Burroughs Jr. loved all the Beat writers, feeling his sensibility was similar despite his younger age. His own writing is looser and more easy-going than his father’s, but the old guy’s style clearly influenced him — not the cut-up novels like Naked Lunch and The Soft Machine, but the more-or-less straightforward prose of Junky and, even more, late works like Cities of the Red Night and its sequels. Recounting a hitchhiking mishap in a letter, he’ll toss out a passage like, “I donwanna be thrown 100 yds + get impaled by the thigh on a phone pole, holding my intestines out in front of my face. Be hard to make my peace.” That is indeed the Burroughs touch.

The book sheds revealing light on various people other than Burroughs Jr., too, from his long-suffering wife and girlfriend to Allen Ginsberg, who tried unsuccessfully to have sex with him. And who would have guessed that Burroughs Sr. was pro-life, saying abortion is “murder” and refusing to consider it when Vollmer made the suggestion!
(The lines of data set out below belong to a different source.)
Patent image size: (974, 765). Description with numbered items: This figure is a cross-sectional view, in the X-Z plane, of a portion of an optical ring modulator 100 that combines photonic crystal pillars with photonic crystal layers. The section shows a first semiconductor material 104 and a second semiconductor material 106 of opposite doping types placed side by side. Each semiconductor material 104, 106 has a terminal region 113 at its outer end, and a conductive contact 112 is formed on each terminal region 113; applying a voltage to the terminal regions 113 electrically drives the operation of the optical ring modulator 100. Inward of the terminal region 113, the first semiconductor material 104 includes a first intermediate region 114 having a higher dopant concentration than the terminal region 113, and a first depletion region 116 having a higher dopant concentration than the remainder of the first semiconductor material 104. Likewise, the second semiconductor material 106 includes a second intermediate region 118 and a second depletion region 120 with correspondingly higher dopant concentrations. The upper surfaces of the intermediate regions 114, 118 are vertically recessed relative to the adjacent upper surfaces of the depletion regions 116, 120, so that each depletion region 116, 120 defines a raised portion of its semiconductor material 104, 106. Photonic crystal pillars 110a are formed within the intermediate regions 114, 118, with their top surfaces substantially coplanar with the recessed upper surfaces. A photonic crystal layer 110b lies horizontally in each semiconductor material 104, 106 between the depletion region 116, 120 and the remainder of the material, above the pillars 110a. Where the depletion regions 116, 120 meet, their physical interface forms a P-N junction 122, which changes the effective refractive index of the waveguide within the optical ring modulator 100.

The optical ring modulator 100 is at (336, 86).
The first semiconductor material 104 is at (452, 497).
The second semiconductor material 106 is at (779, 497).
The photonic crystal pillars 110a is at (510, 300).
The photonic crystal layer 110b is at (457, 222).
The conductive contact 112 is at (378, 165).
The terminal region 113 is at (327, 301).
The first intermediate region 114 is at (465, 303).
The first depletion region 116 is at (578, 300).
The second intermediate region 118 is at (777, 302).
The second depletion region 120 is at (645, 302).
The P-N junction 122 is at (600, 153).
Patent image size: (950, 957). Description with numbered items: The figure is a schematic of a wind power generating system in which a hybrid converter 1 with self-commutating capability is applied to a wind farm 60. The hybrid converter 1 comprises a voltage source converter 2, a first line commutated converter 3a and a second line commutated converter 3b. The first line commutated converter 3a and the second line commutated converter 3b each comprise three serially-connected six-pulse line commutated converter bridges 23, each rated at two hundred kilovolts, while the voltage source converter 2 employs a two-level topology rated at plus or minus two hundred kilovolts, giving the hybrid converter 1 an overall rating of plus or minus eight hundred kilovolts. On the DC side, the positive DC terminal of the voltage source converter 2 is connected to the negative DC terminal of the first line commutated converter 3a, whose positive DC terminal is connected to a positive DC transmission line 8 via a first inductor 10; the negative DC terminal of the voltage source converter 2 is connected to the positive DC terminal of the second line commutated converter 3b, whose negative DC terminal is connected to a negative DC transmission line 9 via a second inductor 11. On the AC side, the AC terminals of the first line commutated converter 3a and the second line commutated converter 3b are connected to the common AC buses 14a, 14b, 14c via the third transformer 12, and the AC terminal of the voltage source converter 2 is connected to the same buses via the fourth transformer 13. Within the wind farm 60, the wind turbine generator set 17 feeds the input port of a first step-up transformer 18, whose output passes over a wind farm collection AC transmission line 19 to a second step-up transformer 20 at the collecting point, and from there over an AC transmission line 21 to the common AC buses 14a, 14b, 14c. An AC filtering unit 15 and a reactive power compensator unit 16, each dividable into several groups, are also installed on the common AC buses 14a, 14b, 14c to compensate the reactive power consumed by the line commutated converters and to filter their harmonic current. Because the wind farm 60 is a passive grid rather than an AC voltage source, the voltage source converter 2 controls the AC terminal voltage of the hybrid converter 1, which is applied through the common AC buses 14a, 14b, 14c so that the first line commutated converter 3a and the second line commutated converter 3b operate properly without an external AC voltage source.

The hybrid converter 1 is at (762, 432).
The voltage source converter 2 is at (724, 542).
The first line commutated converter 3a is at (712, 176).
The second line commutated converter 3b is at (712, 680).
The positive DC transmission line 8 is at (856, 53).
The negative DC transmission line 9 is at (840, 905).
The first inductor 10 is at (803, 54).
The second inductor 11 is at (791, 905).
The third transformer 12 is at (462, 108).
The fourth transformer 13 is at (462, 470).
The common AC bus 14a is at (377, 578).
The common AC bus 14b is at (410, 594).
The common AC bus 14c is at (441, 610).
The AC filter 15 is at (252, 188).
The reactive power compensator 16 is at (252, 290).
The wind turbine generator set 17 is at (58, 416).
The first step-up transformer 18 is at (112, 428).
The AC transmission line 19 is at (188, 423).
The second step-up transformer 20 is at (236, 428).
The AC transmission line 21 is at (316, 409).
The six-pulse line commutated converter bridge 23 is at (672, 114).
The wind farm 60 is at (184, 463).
But nobody here is as compelling as the main character. This is partly because his plight is so terrible, and partly because he keeps trying so hard to survive, hideous days and rotten luck notwithstanding. He fills an entire page with the single word “pain”, adding at the very end, “and in hospitals you learn to, Hate, Hate …” Yet just one page earlier he was musing over how funny it was to have “a profound discussion of … waxed and unwaxed dental floss” with the same Allen Ginsberg venerated by fans for his “cosmic” thoughts.

“Why do I keep this journal?” asks Burroughs Jr. at one point. Then he continues, “Don’t ask my opinion, you long-haired low-browed, flint-hurling aborigine — for the person who holds these pages in their hands this moment just feel sad, just feel sad.”

I did. And grateful, too, for such an engrossing read.